第25章 王都の舞踏会
「えぇぇ… 腐ってるはひどいなぁ…。あっ… そうだ、ごめんね? ペトラは私の体調を心配して勝手に予定入れるなって言ってくれたのに…」
「うん、いいよ。マヤが飛べるんなら全然問題ない。ただ勝手に許可書を出そうとしたオルオの考えなしの行動にイラっとしただけ! あ~、疲れてると余計にイライラするわ」
「そうだね、今日は色々あって疲れたね。疲れてるんだけど、飛びたいかも」
「疲れてたら休みたいとか、寝たいとかじゃない、普通。それを飛びたいだなんて、マヤったら変なの!」
幹部棟の二階を目指して一段ずつ階段を上りながら、ペトラは笑った。
「あはは、そうね。飛んだら余計に疲れちゃうね! でもね、この間の雨でね… 立体機動の訓練が流れちゃったし、ちょっと飛びたくてうずうずしてるんだ」
マヤは四、五日ほど前につづけて降った大雨で、中止になった立体機動の訓練のことを思い出していた。雨で流れてしまった訓練は座学や立体機動装置の手入れの時間に化けてしまった。それはそれで、どちらも大切ではあるし決して嫌いな訳ではないのだが、マヤは何よりも立体機動装置で風に乗って飛ぶのが好きなのだ。心から。

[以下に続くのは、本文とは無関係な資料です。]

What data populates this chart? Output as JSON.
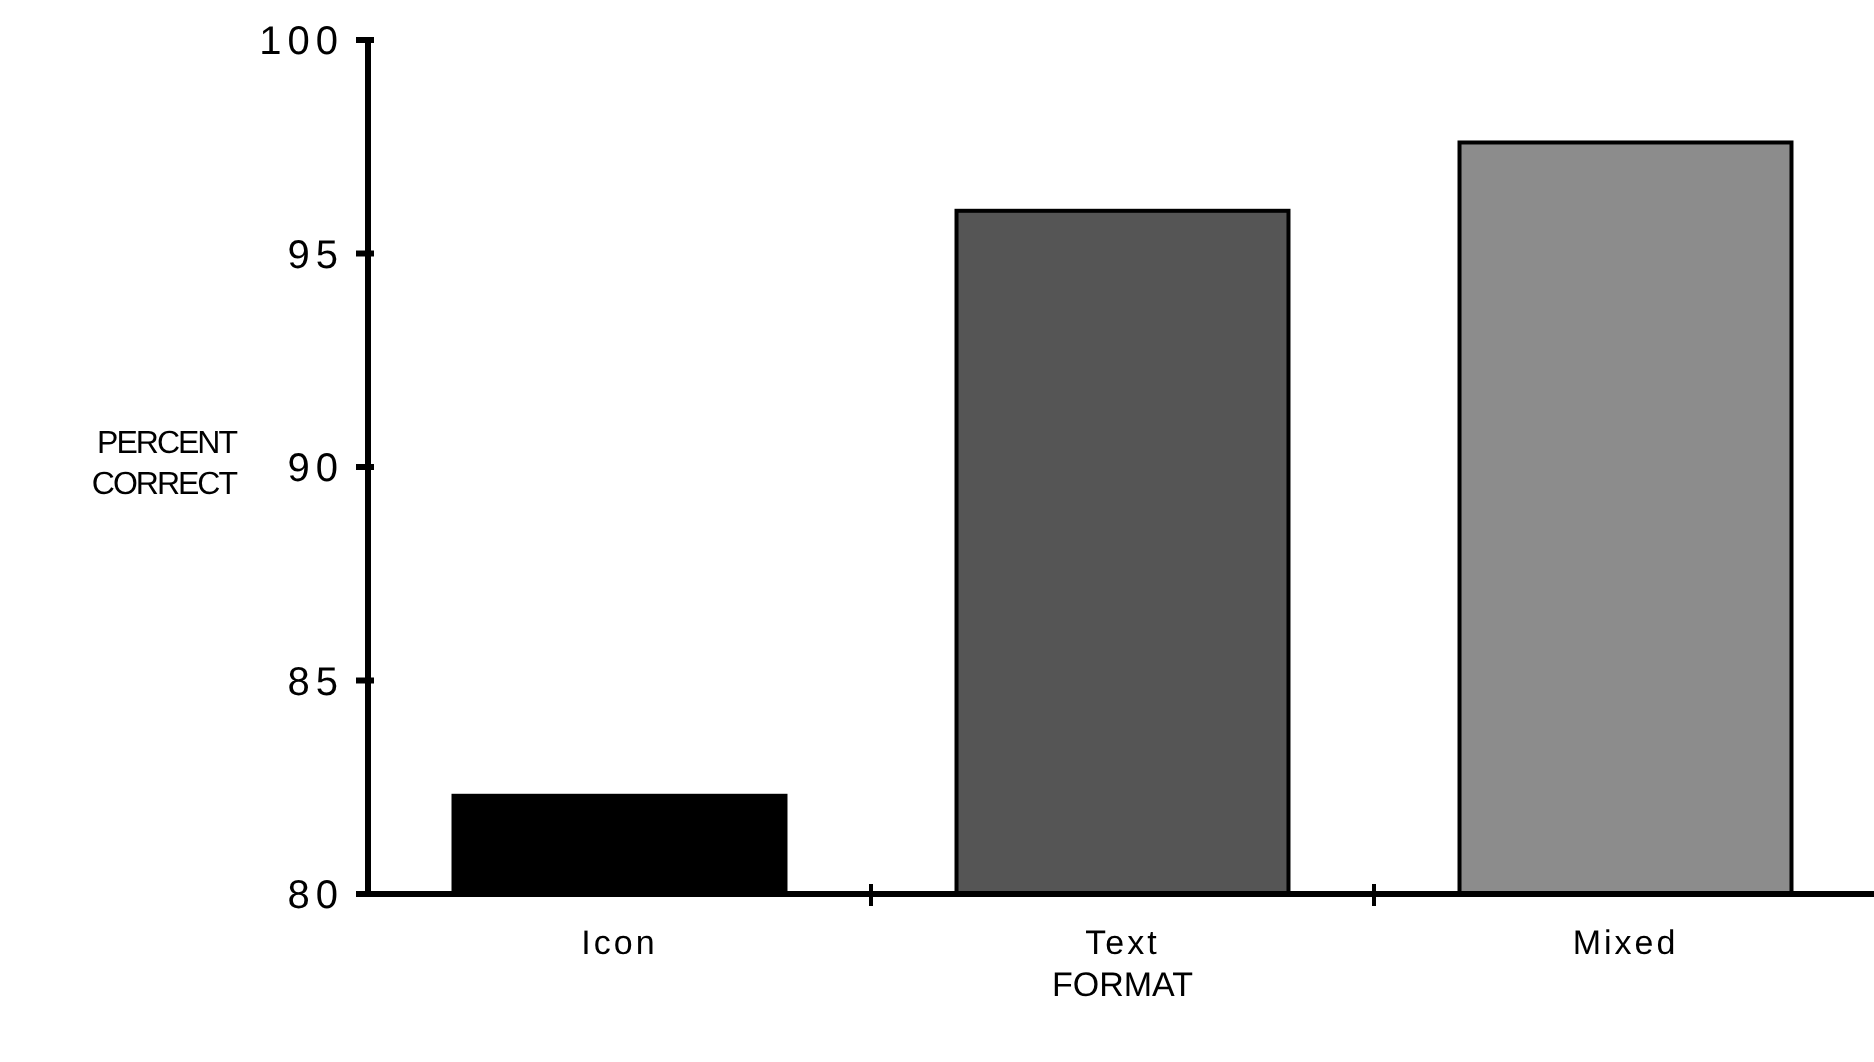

「そっか。マヤは飛ぶの好きだもんね! 本当に速いし。明日もオルオの馬鹿に勝ちなよ?」
「了解!」
ちょうど二階に到着した二人は、奥にある団長室へ急いだ。
リヴァイ兵長の執務室の前を通りかかったときに、ちょうど扉が勢いよくひらいて、中からオルオが出てきた。

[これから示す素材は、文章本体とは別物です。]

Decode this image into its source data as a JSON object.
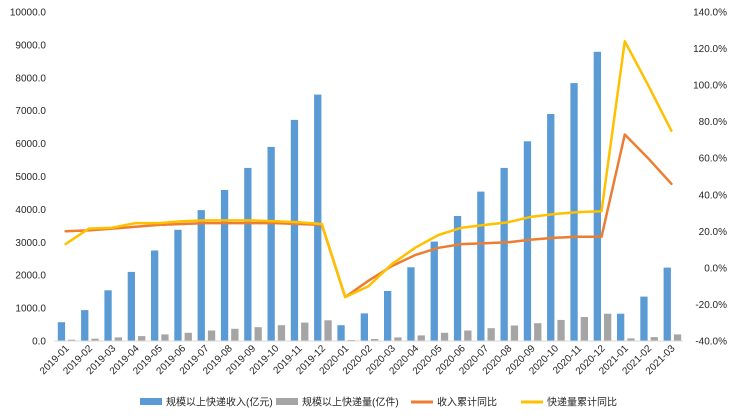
{
  "chart_data": {
    "type": "bar",
    "categories": [
      "2019-01",
      "2019-02",
      "2019-03",
      "2019-04",
      "2019-05",
      "2019-06",
      "2019-07",
      "2019-08",
      "2019-09",
      "2019-10",
      "2019-11",
      "2019-12",
      "2020-01",
      "2020-02",
      "2020-03",
      "2020-04",
      "2020-05",
      "2020-06",
      "2020-07",
      "2020-08",
      "2020-09",
      "2020-10",
      "2020-11",
      "2020-12",
      "2021-01",
      "2021-02",
      "2021-03"
    ],
    "series": [
      {
        "name": "规模以上快递收入(亿元)",
        "type": "bar",
        "axis": "left",
        "color": "#5B9BD5",
        "values": [
          570,
          940,
          1540,
          2100,
          2750,
          3380,
          3980,
          4590,
          5260,
          5900,
          6720,
          7490,
          480,
          840,
          1520,
          2240,
          3020,
          3800,
          4540,
          5260,
          6070,
          6900,
          7840,
          8790,
          830,
          1350,
          2230
        ]
      },
      {
        "name": "规模以上快递量(亿件)",
        "type": "bar",
        "axis": "left",
        "color": "#A5A5A5",
        "values": [
          40,
          70,
          110,
          150,
          200,
          250,
          320,
          370,
          420,
          480,
          560,
          630,
          30,
          60,
          110,
          170,
          250,
          320,
          390,
          470,
          540,
          640,
          730,
          830,
          80,
          120,
          200
        ]
      },
      {
        "name": "收入累计同比",
        "type": "line",
        "axis": "right",
        "color": "#ED7D31",
        "values": [
          20,
          20.5,
          21.5,
          22.5,
          23.5,
          24,
          24.5,
          24.5,
          24.5,
          24.5,
          24,
          23.5,
          -16,
          -7,
          1,
          7,
          11,
          13,
          13.5,
          14,
          15.5,
          16.5,
          17,
          17,
          73,
          60,
          46
        ]
      },
      {
        "name": "快递量累计同比",
        "type": "line",
        "axis": "right",
        "color": "#FFC000",
        "values": [
          13,
          21.5,
          22,
          24.5,
          24.5,
          25.5,
          26,
          26,
          26,
          25.5,
          25,
          24,
          -16,
          -10,
          2,
          11,
          18,
          22,
          23.5,
          25,
          28,
          29.5,
          30.5,
          31,
          124,
          100,
          75
        ]
      }
    ],
    "y_left": {
      "min": 0,
      "max": 10000,
      "step": 1000,
      "ticks": [
        "0.0",
        "1000.0",
        "2000.0",
        "3000.0",
        "4000.0",
        "5000.0",
        "6000.0",
        "7000.0",
        "8000.0",
        "9000.0",
        "10000.0"
      ]
    },
    "y_right": {
      "min": -40,
      "max": 140,
      "step": 20,
      "ticks": [
        "-40.0%",
        "-20.0%",
        "0.0%",
        "20.0%",
        "40.0%",
        "60.0%",
        "80.0%",
        "100.0%",
        "120.0%",
        "140.0%"
      ]
    },
    "legend_position": "bottom",
    "grid": false
  }
}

「マヤ、兵長はいなかったけど、使用許可申請書は机の上に置いといたから」
「わかった。団長に報告したら、兵長とミケ分隊長にも報告しようと思ってるから、そのときに言っておくよ」
「おぅ、頼んだ。じゃあマヤ、明日な! ペトラもまたな!」
片手を上げると、オルオは去っていった。
「はぁい、明日ね!」
マヤはにこやかに手を振ったが、ペトラの機嫌は悪い。